Head coach John Carver admitted he was "embarrassed" by Newcastle's capitulation at Sunderland after seeing his side slip to a fifth successive derby defeat.
Jermain Defoe's stunning strike was enough to secure a 1-0 victory for the Black Cats, who eased their relegation fears with just a third Premier League win of the season at the Stadium of Light.
The Magpies were desperately poor before the break and only marginally better after it to leave Geordie Carver red-faced.
He said: "I am sitting here - do you think I'm embarrassed? I am absolutely embarrassed, yes I am. I am embarrassed to be part of it, yes, but I am a part of it and I have to deal with it.
"In the first half, we were dreadful. I said before the game that no side of mine would be criticised for not closing people down, not working hard enough and I think I was wrong.
"We were second-best in every department, certainly the midfield areas and the front three.
"But what I will say is with a makeshift back four, they stuck by their guns, along with the goalkeeper, and actually kept us in the game because without those guys, we would have been in big trouble.
"If we'd have got to half-time at 0-0, I actually would have been doing somersaults in the dressing room. That's how poor we were."
Defoe's superb volley in first-half stoppage time won the day for the Black Cats, who remained outside the relegation zone only by virtue of goal difference after Burnley's goalless draw with Tottenham earlier in the day.
Defoe blasted the ball past stranded keeper Tim Krul after Steven Fletcher had headed down keeper Costel Pantilimon's long free-kick, but while Dick Advocaat's men enjoyed the better of the game throughout, they were unable to extend their lead.
They had to endure a tense conclusion during which Newcastle striker Ayoze Perez volleyed over from close range.
Advocaat was delighted with his team's effort and the quality they produced just when they needed it most, and was particularly pleased with the way Defoe and fellow frontmen Fletcher and Connor Wickham responded to his pre-match instructions.
The Dutchman said: "Before the game, I said something to our Scottish friend (Fletcher): 'It's time to do something now.
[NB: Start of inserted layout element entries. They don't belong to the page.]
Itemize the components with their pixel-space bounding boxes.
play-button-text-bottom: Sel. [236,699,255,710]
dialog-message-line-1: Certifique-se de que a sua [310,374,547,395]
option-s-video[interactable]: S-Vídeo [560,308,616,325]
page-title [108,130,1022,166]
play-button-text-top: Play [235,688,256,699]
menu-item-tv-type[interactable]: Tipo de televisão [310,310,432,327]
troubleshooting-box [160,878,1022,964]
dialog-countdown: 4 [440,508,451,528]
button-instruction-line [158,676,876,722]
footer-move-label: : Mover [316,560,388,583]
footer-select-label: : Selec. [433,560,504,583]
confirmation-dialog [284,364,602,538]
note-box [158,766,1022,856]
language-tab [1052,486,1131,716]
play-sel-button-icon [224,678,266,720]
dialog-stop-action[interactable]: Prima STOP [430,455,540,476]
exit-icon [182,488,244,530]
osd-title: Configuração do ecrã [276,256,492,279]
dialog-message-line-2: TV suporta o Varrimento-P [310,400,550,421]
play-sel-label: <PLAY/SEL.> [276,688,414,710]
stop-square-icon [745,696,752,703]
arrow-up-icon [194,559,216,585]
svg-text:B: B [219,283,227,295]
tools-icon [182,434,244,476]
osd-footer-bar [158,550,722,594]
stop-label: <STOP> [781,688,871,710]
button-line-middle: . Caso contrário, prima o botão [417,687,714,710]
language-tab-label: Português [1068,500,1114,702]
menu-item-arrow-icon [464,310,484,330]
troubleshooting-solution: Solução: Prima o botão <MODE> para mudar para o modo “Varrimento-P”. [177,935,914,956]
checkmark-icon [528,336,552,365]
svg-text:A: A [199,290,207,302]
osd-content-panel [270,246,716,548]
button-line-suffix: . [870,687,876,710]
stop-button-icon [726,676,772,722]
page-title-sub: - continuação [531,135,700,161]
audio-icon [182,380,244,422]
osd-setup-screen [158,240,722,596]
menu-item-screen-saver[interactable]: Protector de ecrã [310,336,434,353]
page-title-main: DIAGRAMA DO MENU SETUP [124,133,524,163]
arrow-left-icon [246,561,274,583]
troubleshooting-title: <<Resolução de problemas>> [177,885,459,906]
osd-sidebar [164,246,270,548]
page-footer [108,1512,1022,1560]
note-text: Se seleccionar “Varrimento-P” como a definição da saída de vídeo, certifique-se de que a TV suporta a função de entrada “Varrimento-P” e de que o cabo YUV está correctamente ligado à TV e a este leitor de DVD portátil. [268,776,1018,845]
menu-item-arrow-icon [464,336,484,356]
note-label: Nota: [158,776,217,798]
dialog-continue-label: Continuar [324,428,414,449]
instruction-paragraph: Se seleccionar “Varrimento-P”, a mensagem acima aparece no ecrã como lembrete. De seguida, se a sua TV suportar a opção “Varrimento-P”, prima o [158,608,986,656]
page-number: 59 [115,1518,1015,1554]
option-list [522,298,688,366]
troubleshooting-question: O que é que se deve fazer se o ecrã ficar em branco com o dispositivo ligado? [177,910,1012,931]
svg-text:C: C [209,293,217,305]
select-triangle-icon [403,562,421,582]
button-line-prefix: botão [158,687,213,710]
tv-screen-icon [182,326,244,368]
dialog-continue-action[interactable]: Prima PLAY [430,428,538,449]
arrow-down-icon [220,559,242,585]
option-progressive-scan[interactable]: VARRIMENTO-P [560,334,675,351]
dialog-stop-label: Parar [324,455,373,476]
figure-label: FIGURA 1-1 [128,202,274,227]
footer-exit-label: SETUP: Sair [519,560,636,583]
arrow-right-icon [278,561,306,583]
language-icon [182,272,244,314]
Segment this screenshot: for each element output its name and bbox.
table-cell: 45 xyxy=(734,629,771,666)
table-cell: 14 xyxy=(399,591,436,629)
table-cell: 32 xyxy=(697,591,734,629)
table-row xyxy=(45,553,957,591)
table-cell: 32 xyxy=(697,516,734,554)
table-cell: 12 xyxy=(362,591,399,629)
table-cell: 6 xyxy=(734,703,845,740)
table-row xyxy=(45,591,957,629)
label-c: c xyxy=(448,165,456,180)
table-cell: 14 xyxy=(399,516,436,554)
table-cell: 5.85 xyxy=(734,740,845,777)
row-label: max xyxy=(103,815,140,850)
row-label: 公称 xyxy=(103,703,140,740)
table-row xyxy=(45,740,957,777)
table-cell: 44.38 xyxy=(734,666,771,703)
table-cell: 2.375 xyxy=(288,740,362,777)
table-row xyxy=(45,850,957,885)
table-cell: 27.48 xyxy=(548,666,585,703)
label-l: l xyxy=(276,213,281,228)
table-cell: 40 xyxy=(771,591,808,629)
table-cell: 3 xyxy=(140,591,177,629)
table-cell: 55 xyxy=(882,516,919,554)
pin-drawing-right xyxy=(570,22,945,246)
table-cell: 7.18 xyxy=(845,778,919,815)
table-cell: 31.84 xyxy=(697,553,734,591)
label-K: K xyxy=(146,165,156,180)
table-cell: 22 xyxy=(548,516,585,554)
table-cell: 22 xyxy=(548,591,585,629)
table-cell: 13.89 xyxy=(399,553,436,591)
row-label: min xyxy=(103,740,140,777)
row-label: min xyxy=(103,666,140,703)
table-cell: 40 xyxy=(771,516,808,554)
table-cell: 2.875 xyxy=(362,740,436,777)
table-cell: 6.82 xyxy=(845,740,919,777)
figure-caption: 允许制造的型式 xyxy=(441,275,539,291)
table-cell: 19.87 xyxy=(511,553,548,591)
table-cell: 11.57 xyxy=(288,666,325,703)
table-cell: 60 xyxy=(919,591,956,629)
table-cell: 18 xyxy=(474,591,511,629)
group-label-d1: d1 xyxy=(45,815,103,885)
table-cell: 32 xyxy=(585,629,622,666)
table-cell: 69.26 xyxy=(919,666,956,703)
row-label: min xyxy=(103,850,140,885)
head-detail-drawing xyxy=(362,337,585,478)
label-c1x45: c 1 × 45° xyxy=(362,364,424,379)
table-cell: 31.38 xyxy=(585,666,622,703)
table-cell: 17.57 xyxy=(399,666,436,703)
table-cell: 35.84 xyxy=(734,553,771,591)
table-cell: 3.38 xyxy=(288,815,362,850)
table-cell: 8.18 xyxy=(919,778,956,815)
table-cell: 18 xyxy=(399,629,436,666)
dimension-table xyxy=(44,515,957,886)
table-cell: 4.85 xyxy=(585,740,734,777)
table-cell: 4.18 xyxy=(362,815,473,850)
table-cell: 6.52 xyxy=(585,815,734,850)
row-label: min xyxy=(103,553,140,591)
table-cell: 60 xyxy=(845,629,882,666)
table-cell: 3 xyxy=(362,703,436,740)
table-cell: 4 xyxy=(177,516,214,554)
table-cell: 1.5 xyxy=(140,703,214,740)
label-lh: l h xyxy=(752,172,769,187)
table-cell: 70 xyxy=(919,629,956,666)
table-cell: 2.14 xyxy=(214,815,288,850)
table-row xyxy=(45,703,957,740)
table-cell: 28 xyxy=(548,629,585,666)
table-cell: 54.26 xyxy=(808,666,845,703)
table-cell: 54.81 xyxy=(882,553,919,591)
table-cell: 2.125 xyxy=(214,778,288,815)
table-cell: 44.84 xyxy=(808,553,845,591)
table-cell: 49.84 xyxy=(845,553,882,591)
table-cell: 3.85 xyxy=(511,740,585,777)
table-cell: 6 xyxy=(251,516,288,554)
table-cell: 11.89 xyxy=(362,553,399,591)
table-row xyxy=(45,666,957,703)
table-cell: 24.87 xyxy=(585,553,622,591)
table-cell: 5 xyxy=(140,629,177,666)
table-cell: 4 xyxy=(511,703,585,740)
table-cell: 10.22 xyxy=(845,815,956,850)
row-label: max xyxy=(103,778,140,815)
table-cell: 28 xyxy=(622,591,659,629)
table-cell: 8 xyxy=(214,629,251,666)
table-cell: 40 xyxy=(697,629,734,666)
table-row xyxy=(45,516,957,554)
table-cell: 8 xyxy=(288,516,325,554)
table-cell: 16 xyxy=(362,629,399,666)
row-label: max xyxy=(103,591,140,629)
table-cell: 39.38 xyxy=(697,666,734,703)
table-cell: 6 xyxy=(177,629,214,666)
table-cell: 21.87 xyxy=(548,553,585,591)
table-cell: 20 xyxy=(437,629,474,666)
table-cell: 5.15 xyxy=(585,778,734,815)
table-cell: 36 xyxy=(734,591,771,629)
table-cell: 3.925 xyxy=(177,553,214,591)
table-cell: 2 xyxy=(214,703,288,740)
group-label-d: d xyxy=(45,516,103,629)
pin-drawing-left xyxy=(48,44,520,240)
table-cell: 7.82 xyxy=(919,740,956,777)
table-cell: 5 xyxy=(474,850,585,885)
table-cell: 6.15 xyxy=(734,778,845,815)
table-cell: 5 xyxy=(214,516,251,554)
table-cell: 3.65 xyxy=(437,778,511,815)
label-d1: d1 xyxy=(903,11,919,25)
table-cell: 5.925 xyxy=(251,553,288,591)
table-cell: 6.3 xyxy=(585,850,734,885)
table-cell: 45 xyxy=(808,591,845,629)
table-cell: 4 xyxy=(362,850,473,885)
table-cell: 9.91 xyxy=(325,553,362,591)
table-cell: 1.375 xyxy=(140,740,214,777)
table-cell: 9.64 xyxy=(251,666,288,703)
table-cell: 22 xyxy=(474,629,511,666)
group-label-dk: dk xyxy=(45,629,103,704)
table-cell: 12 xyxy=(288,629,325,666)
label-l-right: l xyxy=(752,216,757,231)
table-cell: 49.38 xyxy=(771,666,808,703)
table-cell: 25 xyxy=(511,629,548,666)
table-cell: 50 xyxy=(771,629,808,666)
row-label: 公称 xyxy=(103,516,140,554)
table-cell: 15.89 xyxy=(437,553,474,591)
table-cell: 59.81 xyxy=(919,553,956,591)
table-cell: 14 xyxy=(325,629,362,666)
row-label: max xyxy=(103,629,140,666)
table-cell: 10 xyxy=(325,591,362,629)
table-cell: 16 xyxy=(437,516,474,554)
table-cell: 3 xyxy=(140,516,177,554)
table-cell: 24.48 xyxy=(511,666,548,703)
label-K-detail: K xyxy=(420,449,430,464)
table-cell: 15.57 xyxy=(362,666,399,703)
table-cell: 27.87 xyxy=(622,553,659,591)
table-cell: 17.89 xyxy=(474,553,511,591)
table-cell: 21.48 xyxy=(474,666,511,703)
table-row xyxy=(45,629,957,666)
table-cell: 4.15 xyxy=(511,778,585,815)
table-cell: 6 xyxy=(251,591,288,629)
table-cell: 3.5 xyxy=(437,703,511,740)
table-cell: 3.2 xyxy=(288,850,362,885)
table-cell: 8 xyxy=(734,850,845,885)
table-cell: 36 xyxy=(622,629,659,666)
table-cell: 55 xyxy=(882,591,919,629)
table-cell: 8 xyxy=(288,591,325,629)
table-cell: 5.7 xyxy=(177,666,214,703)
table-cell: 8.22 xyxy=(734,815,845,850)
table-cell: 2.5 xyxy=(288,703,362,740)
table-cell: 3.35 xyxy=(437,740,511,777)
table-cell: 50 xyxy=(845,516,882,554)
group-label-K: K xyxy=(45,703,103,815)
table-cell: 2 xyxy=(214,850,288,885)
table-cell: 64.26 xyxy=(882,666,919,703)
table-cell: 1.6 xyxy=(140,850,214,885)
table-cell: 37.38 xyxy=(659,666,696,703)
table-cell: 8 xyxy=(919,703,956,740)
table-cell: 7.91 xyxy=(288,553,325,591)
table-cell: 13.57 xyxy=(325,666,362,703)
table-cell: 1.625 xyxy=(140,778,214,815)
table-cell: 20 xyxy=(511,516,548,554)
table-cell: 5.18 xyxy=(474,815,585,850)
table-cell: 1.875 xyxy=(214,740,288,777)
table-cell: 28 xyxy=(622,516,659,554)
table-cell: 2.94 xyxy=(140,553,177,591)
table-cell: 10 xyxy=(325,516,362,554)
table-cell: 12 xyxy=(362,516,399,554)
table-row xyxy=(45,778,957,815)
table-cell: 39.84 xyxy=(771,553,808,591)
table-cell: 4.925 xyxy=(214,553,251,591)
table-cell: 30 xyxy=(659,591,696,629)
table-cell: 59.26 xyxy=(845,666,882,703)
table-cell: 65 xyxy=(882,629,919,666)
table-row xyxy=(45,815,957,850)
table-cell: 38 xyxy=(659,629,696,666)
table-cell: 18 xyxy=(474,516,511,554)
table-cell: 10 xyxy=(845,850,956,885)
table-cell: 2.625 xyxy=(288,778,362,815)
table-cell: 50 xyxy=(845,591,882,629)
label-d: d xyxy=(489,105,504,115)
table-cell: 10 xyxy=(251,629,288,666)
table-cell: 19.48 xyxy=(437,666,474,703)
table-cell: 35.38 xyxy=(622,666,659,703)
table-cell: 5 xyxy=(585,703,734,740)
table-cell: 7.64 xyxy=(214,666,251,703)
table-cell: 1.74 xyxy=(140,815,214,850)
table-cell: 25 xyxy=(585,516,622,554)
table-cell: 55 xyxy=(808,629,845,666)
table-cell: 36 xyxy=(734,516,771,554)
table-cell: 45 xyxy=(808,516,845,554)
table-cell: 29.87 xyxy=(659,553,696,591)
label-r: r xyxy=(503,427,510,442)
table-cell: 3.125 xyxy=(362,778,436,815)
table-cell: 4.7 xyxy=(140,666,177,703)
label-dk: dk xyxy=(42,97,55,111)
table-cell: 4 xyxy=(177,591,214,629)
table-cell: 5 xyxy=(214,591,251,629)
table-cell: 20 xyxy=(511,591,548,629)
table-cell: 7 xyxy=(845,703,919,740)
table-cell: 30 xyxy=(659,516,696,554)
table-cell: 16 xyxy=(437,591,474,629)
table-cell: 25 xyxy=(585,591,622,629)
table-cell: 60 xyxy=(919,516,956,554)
You can do it for Scotland, but you have to do it here as well'.
"And then Defoe came and I said, 'Do I have to say something to you or not?', and he said, 'No, I know what I have to do'.
"It's a great boost for everybody. If you see them in the dressing room, they can't walk any more, they are so tired. If you see our three front players, the way they worked, it was something special."